General News of Friday, 13 November 2020
Source: My News GH
A Professor at the University of Ghana’s Political Science Department, Ransford Gyampo has outlined seven things that make the late former President Jerry John Rawlings enigmatic.
According to him, Mr. Rawlings has led several change drives in the country with the introduction of accountability and probity in Ghana’s political lexicon.
He indicated that after Kwame Nkrumah, the late former President is Ghana’s most Charismatic leader the country has had.
Read the statement below:
If you ask me to talk about Rawlings, I won’t know where to start, how to start, where to end and how to end. Just read “Ghana and the Rawlings Factor, 1992” by Kevin Shillington to appreciate his enigmatic persona. You will appreciate his
1. House Cleaning Exercise under the AFRC.
2. His selflessness during the abortive coup of May 15, 1979, and how he asked that the soldiers who had been arrested with him be freed while he stands the trial and be executed alone.
3. His introduction of Probity and Accountability to Ghana’s political lexicon.
4. His patriotism and identification with the masses, where he could naturally flow with very ordinary people, eat with them and descend in the gutters to desilt choke rubbish from them.
5. His foundership of the Fourth Republic at a time that he could have resisted the pressures from within and outside the country and damned the consequences.
6. His integrity and the fact that he is the most charismatic leader ever in Ghana, after Kwame Nkrumah.
7. His contribution to Ghana’s socio-economic and political development comes only next to Nkrumah.

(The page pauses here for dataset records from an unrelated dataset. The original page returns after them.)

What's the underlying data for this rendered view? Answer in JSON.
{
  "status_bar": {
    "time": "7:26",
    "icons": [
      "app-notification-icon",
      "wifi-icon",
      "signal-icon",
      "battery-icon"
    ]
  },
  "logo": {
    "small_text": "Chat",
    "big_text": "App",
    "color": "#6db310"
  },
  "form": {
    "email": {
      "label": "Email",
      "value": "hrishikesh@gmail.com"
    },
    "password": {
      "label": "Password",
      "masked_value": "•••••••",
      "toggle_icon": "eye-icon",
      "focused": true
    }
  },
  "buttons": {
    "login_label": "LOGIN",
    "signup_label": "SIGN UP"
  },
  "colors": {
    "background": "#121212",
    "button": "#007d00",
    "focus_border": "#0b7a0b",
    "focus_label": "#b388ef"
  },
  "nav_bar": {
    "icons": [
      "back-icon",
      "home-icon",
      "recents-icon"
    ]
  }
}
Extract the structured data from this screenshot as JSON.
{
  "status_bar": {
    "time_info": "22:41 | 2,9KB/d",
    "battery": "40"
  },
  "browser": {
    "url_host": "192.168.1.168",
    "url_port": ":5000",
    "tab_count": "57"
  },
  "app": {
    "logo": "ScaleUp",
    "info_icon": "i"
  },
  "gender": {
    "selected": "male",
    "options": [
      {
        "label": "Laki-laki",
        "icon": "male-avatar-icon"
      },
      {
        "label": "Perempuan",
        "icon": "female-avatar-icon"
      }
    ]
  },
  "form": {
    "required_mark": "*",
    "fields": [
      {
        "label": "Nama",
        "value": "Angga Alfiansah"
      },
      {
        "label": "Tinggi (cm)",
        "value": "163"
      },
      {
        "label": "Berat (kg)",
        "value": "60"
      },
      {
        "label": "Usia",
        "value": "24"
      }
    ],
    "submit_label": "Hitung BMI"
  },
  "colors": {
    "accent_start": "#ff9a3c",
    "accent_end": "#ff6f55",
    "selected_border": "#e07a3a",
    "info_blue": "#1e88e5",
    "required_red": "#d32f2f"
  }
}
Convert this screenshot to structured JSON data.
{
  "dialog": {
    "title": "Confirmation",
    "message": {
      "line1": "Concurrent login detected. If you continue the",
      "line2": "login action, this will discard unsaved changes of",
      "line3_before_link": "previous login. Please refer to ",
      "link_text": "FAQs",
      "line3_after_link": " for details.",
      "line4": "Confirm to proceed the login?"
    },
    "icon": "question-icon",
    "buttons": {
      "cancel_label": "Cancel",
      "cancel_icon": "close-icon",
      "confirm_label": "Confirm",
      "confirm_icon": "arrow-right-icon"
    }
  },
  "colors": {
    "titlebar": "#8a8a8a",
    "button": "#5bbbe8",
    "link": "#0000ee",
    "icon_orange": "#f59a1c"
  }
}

In 1995, when I was in 6th Form, I was standing at Madina Zongo junction looking for a car home, after my private classes at the Crown College, when Rawlings stopped his convoy heading towards Peduase, got down himself and bought roasted plantain and groundnuts. The old lady, upon seeing that it was Rawlings wanted to dash all the plantain being roasted to him.
But Rawlings insisted and paid for what he bought. Two years ago, I had the privilege of joining a group of researchers to go interview him at his residence. When we got there, we realized he wasn’t well and wanted to reschedule. But he insisted on talking to us until his doctors showed up.
He was a man who could endure pain and smile. I criticized him on several occasions when Prof Mills was President. I was therefore scared for my life when my research on Democratic Devolution, forced me to go meet him face to face in his house. But he only smiled, when I introduced myself.
He may not have completed his autobiography but I think there are much documentations on him, particularly his positives, in the book I mentioned above. Young people should read for knowledge of our political history.